Quant à la Grande Prêtresse du culte, accessoirement la favorite de Seth, elle porte le doux nom de Fawn (faon) et rempli son office en guêpière. Elle et son amant versent clairement dans le bondage et le Tickling, ce qui en fait les héros du film à mes yeux. Et le duo de nous offrir un grand moment lorsqu’ils décident de céder à leurs pulsions, s’envoyer en l’air avec passion et, oserais-je le dire, presque plus respectueusement que les teenagers, qui eux s’enfilent des drogues et baisent bestialement en pleine boite de nuit.
Anecdote absurde: l’actrice jouant Fawn a clairement refusée de dévoiler son corps, gardant son soutien-gorge pour sa scène de sexe.

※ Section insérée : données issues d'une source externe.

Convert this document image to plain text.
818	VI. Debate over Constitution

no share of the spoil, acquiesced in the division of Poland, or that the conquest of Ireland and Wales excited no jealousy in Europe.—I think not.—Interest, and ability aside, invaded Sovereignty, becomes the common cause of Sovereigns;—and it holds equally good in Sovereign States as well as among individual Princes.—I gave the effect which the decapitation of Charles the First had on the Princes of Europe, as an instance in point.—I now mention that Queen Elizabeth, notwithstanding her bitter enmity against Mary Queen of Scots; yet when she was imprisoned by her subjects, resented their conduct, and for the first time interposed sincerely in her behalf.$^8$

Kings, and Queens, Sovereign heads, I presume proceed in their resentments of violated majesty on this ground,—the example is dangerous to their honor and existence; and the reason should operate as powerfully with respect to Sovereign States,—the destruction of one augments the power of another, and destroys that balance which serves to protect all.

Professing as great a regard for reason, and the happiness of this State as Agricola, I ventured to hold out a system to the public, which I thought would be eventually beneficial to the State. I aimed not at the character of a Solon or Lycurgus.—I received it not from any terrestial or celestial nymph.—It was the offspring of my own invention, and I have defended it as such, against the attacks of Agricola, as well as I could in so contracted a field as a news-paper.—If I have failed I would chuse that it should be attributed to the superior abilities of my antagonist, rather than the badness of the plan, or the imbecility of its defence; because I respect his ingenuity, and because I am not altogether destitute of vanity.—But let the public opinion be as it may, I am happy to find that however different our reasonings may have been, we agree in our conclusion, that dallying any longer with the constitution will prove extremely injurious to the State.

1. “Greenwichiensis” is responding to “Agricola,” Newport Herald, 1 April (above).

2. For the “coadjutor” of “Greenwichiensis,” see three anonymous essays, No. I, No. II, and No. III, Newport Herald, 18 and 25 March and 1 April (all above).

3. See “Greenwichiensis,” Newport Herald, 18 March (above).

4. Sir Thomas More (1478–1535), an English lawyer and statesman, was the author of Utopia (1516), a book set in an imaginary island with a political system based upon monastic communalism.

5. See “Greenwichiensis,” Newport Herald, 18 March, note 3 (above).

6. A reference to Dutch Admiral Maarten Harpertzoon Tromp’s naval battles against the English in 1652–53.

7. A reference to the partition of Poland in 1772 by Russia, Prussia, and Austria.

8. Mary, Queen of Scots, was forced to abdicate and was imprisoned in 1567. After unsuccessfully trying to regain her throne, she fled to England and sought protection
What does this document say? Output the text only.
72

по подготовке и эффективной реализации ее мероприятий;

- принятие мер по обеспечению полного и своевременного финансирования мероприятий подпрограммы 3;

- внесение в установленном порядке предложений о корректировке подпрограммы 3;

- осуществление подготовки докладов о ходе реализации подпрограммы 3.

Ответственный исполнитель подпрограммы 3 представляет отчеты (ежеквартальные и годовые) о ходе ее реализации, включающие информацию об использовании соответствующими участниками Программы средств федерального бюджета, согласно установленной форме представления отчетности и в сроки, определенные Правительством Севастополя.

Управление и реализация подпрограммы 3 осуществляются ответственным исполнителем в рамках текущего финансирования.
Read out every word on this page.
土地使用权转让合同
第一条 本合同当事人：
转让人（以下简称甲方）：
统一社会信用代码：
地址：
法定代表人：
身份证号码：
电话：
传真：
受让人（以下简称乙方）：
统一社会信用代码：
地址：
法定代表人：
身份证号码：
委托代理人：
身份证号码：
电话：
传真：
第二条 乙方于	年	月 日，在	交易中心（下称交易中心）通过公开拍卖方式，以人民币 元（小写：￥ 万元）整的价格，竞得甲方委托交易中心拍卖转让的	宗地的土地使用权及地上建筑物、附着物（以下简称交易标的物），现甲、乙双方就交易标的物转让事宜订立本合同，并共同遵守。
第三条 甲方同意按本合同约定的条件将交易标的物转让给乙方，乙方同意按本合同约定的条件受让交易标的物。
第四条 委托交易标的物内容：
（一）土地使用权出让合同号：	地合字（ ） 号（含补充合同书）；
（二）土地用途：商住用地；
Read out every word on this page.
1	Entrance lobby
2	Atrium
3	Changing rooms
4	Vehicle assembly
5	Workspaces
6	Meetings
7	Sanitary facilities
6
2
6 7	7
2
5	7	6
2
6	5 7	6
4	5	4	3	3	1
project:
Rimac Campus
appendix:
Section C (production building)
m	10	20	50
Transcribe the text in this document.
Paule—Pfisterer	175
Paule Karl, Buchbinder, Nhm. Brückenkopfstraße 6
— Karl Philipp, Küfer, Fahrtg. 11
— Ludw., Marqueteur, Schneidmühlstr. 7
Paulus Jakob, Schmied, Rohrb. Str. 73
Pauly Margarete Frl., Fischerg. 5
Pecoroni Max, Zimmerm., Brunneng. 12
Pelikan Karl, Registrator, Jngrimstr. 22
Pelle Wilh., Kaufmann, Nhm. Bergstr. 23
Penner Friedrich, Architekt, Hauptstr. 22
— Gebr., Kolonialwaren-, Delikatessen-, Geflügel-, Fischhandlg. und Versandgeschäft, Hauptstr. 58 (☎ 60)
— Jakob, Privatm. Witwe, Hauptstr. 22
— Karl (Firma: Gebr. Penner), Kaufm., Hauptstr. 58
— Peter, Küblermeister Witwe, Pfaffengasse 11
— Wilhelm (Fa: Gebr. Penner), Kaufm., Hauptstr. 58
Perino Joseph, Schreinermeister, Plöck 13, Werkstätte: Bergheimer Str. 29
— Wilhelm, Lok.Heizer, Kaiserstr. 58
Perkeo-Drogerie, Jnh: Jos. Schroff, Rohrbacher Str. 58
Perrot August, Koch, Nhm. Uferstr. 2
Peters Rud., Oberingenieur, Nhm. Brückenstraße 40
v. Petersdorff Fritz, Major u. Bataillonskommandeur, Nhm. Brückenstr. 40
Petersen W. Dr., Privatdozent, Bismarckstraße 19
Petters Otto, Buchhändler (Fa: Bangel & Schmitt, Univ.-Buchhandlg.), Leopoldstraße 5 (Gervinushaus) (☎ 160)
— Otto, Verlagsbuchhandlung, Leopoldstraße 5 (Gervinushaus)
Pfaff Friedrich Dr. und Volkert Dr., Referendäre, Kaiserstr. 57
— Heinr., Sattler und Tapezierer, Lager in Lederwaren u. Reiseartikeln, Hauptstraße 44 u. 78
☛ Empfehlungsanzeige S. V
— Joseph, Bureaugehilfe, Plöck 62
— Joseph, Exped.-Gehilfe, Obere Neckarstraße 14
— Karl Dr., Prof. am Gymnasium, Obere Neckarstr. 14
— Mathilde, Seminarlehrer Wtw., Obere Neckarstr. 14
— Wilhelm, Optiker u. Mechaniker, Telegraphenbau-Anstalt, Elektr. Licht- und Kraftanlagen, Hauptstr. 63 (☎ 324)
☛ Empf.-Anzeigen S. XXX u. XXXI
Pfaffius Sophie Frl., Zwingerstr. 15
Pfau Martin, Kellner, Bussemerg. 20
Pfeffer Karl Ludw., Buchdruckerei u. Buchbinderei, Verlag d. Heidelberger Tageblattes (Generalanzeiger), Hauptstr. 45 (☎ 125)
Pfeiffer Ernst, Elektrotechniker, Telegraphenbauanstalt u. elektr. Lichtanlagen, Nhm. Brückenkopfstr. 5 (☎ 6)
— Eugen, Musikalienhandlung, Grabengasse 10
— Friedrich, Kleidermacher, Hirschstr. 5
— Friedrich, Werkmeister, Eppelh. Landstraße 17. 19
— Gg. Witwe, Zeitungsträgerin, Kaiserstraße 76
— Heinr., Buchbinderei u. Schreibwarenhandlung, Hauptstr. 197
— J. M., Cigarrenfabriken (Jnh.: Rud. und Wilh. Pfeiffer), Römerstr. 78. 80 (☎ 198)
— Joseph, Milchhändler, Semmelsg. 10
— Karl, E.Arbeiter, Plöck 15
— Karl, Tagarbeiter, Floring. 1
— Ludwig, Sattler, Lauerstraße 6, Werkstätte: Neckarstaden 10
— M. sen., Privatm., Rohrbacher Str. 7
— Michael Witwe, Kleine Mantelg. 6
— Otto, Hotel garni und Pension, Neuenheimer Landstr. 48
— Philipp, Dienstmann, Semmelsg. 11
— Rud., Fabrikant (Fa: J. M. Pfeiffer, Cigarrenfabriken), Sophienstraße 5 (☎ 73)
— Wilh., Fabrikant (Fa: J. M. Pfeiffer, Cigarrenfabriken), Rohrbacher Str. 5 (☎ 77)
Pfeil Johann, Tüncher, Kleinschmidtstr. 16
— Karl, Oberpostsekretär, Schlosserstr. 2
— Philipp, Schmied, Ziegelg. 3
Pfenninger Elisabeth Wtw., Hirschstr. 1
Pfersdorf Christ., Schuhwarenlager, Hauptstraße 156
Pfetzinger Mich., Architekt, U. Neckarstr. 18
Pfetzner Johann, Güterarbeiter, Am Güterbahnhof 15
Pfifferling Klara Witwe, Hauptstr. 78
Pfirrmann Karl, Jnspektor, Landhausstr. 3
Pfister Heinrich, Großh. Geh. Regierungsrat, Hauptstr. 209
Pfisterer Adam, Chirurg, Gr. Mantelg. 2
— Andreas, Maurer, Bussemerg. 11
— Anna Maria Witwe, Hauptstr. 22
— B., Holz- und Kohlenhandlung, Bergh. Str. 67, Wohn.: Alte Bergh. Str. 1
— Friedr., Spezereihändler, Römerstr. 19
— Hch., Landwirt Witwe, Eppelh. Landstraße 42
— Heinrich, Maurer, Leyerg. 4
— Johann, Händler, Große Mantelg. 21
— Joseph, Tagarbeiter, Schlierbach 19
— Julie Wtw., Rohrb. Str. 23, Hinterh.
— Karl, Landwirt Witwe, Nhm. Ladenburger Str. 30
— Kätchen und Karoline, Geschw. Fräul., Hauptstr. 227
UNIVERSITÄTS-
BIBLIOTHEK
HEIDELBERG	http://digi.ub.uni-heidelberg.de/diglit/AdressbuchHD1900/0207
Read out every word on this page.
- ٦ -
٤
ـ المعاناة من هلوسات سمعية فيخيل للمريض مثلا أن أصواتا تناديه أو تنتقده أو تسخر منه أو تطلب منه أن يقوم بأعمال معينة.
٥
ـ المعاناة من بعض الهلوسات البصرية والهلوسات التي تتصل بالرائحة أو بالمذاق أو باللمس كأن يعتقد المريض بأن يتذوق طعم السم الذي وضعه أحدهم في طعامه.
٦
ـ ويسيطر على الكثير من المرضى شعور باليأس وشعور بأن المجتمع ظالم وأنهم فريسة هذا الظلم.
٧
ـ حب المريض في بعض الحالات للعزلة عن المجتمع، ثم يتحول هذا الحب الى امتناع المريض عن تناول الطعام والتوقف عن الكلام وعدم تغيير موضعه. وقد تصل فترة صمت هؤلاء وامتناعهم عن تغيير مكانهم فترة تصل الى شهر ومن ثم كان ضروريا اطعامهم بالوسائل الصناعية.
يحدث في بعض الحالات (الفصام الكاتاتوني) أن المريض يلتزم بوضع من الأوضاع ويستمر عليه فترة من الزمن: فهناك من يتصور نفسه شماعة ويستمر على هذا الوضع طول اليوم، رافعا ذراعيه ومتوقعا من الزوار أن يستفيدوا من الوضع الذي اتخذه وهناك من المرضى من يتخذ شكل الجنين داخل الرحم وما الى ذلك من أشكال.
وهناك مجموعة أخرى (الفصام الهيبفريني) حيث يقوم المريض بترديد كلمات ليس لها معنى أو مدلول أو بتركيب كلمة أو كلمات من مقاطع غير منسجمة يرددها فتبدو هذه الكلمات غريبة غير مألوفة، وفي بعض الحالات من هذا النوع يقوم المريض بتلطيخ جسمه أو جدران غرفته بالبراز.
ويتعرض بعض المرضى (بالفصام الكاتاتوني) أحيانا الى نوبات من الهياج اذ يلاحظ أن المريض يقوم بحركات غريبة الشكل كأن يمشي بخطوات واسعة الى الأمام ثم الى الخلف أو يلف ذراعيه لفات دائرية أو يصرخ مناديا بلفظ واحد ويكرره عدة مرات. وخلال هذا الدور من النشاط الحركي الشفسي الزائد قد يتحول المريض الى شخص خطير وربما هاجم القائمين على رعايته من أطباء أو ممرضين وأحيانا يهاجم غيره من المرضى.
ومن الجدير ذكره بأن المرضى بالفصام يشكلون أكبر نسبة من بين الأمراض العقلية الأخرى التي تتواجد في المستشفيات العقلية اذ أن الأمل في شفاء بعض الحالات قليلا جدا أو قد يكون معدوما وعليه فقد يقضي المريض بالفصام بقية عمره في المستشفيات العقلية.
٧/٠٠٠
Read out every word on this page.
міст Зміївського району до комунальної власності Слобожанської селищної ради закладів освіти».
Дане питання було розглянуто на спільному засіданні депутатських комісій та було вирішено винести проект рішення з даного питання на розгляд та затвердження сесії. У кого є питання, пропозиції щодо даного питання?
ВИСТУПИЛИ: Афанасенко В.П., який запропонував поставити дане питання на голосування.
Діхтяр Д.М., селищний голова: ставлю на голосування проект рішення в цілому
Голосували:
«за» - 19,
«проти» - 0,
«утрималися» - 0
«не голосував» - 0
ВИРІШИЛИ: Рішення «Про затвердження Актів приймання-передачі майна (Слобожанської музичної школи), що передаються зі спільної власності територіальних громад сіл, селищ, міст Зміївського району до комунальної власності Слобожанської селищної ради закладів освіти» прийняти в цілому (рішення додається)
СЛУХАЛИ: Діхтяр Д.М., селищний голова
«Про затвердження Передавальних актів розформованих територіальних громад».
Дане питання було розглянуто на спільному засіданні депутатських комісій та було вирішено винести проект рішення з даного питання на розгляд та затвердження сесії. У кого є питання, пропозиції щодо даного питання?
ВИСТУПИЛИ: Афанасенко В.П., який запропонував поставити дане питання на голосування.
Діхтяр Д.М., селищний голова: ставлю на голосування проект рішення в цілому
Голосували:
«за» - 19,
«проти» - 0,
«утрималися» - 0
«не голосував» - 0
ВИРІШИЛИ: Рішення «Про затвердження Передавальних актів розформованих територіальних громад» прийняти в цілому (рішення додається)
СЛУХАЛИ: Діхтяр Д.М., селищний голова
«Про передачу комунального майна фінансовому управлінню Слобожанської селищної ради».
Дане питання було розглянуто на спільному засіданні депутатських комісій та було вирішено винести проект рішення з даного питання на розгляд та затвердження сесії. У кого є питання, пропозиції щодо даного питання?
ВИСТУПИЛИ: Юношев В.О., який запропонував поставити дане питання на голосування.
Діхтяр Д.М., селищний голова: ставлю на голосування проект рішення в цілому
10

Sans doute désespéré de ne pas avoir assez de nudité, le monteur a eu l’étrange idée de “remplacer” sa poitrine manquante par celle d’une autre actrice, sacrifiée topless dans la scène d’introduction. Seulement voilà, il recycle littéralement la séquence précédente plutôt que de tenter le body double, et du coup voilà qu’il superpose l’accouplement avec la mise à mort, comme si les deux actes étaient plus ou moins liés. C’est malin et ça fonctionne, seulement il ne faut pas être dupe: il s’agit clairement d’un bricolage destiné à épicer une scène de cul trop prude. D’ailleurs le bougre en rajoute une couche avec des cris de jouissances doublés sur la bande-son et ne venant provenant pas de l’actrice !
Totalement le genre de trucs qu’on ne trouve que dans les productions les plus “humbles”, et qui sauve généralement la mise au spectateur qui, sans ça, en serait pour un bien triste spectacle. Aussi limité et répétitif que soit Devil’s Prey, il est immédiatement pardonné par ces petits mais remarquables excès, même si d’aucuns diront qu’il aurait en faire plus. Beaucoup plus.

 

 

Concluons avec le casting et l’improbable Charlie O’Connell tout d’abord dans le premier rôle, même s’il semble moins présent à l’écran que ses partenaires. Frère du plus connu Jerry O’Connell, il a quand même sa petite carrière dans le genre qui nous intéresse avec notamment 2-Headed Shark Attack, Kraken: Tentacles of the Deep pour Nu Image, le Unlucky Charms de la Full Moon et, euh, Eh Mec, elle Est où ma Caisse ? A ses côtés la bimbo Jennifer Lyons que l’on a pu voir dans l’horrible Killer Pad de Robert Englund, Jack Frost 2 et Return of the Killer Shrews. Bien plus mignonnes, ses partenaires Ashley Jones (l’héroïne) et Elena Lyons (Fawn, aucun liens avec Jenny mais vu dans Club Dread et Xtinction: Predator X) valent presque la vision du film grâce aux tenues sexy dans lesquelles elles déambulent. Presque.
Plus fou, le Révérend Seth est joué par Patrick Bergin, un sacré vétéran qui jouait l’autre Robin des Bois de 1991 (pas le Prince des Voleurs mais le moustachu), remplaçait Pierce Brosnan pour Le Cobaye 2 et a traversé pas mal de série B de différentes époques, du délirant Highway to Hell (1991) au CGI-esque Beneath Lock Ness.
Mais bien sûr celui qu’il ne faut pas oublier c’est le seul et l’unique Tim Thomerson, l’éternel badass qui joue ici un shérif qui n’a même pas le temps de dégainer. Honteux, mais même un Thomerson en petite forme et qui n’a rien à faire surpasse généralement la totalité du casting. Pour la forme, j’aurai presque envie de citer Souviens-toi… L’Été Dernier à leurs côtés, tant Devil’s Prey lui emprunte (de l’accidenté de la route au début à la conclusion, montrant l’héroïne avoir – peut-être ? – des visions), mais ce serait donner beaucoup trop de crédits à Kevin Williamson, et ça c’est quelque chose que je ne suis pas prêt à faire. Jamais.